Let's load a dataset of questions and their ground truth answers. Since we started this tutorial with the goal of building a system for answering Tech questions, we obtained a bunch of questions and their correct answers from the RAG-QA Arena dataset.

from ragbits.core.sources import WebSource
from ragbits.evaluate.dataloaders.question_answer import QuestionAnswerDataLoader

source = WebSource(url="https://huggingface.co/datasets/deepsense-ai/ragbits/resolve/main/ragqa_arena_tech_examples.jsonl")
dataloader = QuestionAnswerDataLoader(
    source=source,
    split="data[:100]",
    question_key="question",
    answer_key="response",
)

async def main() -> None:
    dataset = await dataloader.load()
    print(dataset[0])

if __name__ == "__main__":
    asyncio.run(main())

QuestionAnswerData(
    question="why igp is used in mpls?",
    reference_answer="An IGP exchanges routing prefixes between gateways/routers.  \nWithout a routing protocol, you'd have to configure each route on every router and you'd have no dynamic updates when routes change because of link failures. \nFuthermore, within an MPLS network, an IGP is vital for advertising the internal topology and ensuring connectivity for MP-BGP inside the network.",
    reference_context=None
)

What kind of metric can suit our question-answering task? There are many choices, but since the answers are long, we may ask: How well does the system response cover all key facts in the gold response? And the other way around, how well is the system response not saying things that aren't in the gold response?

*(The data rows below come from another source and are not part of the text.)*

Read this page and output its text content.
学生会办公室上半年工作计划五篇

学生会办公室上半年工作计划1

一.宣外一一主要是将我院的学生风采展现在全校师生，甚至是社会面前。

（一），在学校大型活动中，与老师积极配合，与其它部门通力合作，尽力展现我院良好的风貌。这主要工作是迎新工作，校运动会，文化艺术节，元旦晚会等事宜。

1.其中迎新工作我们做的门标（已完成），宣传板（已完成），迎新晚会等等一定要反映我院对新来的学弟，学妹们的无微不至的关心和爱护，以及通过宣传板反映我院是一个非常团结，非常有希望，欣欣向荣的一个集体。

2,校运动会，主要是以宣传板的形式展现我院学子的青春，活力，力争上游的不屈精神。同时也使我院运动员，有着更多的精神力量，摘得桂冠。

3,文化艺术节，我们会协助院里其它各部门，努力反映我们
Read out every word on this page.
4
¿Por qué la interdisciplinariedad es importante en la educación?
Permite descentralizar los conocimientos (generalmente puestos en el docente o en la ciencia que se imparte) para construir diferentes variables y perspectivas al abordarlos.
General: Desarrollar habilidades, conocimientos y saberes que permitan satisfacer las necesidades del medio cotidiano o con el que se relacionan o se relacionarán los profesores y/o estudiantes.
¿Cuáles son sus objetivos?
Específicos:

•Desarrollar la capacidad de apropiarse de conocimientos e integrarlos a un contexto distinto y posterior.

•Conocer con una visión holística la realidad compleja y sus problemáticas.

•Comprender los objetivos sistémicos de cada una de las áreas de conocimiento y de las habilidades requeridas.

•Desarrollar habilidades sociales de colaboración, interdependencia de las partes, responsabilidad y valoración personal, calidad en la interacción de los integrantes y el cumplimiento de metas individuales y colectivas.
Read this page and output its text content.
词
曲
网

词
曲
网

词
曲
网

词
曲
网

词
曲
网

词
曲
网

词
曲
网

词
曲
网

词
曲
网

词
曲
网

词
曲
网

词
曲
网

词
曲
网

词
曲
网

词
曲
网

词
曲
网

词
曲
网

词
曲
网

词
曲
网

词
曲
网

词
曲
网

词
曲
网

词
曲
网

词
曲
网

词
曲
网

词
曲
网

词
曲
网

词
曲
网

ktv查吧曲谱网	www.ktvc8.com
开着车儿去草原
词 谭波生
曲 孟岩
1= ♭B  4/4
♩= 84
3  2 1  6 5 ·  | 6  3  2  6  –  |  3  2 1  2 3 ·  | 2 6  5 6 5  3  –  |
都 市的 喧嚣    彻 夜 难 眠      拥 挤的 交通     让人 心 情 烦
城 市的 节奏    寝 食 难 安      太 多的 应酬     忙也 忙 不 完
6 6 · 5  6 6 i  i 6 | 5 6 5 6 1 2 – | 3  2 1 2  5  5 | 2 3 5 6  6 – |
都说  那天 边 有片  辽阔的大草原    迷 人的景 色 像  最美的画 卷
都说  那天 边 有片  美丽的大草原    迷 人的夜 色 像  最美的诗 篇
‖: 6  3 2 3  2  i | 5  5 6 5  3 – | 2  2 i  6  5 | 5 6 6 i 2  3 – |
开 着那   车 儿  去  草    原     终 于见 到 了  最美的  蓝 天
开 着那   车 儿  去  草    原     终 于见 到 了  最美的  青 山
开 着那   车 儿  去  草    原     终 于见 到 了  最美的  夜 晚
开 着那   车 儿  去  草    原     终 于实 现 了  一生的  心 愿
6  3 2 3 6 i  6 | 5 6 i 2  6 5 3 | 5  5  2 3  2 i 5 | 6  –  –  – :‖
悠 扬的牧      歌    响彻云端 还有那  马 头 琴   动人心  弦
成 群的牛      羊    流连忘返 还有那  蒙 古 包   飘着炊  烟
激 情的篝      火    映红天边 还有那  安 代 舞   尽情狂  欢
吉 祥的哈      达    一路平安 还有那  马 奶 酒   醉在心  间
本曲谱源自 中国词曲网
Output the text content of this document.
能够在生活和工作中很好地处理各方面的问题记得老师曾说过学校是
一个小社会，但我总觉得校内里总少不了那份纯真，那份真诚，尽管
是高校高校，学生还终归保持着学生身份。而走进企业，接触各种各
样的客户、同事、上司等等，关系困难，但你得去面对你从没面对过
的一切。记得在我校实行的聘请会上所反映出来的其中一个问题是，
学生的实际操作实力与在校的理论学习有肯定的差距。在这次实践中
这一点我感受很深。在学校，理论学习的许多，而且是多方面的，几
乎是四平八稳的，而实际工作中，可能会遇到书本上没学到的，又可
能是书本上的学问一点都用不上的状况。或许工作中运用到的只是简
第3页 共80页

That metric measures essentially an answer correctness, so let's load a QuestionAnswerAnswerCorrectness metric from Ragbits. This metric is actually implemented as a very simple Ragbits module using whatever LLM we are working with.

from ragbits.evaluate.metrics.question_answer import QuestionAnswerAnswerCorrectness

judge = LiteLLM(model_name="gpt-4.1")
metric = QuestionAnswerAnswerCorrectness(judge)

from ragbits.evaluate.pipelines.question_answer import QuestionAnswerResult

async def main() -> None:
    dataset = await dataloader.load()
    response = await responder.run(QuestionAnswerPromptInput(question=dataset[0].question))
    score = await metric.compute([
        QuestionAnswerResult(
            question=dataset[0].question,
            reference_answer=dataset[0].reference_answer,
            predicted_result=response,
        )
    ])
    print(score)

if __name__ == "__main__":
    asyncio.run(main())

{'LLM_based_answer_correctness': 1.0}

For evaluation, you could use the metric above in a simple loop and just average the score. But for nice parallelism and utilities, we can rely on Evaluator.

from ragbits.evaluate.evaluator import Evaluator
from ragbits.evaluate.metrics import MetricSet
from ragbits.evaluate.pipelines.question_answer import QuestionAnswerPipeline

async def main() -> None:
    evaluator = Evaluator()
    results = await evaluator.compute(
        dataloader=dataloader,
        pipeline=QuestionAnswerPipeline(responder),
        metricset=MetricSet(metric),
    )
    print(results.metrics)

if __name__ == "__main__":
    asyncio.run(main())

{'LLM_based_answer_correctness': 0.68}  # Your result may differ

Conclusions#

In this tutorial, we built a very simple LLM workflow using chain-of-thought for question answering and evaluated it on a small dataset.

Can we do better? In the next guide, we will build a retrieval-augmented generation (RAG) pipeline in Ragbits for the same task. We will see how this can boost the score substantially.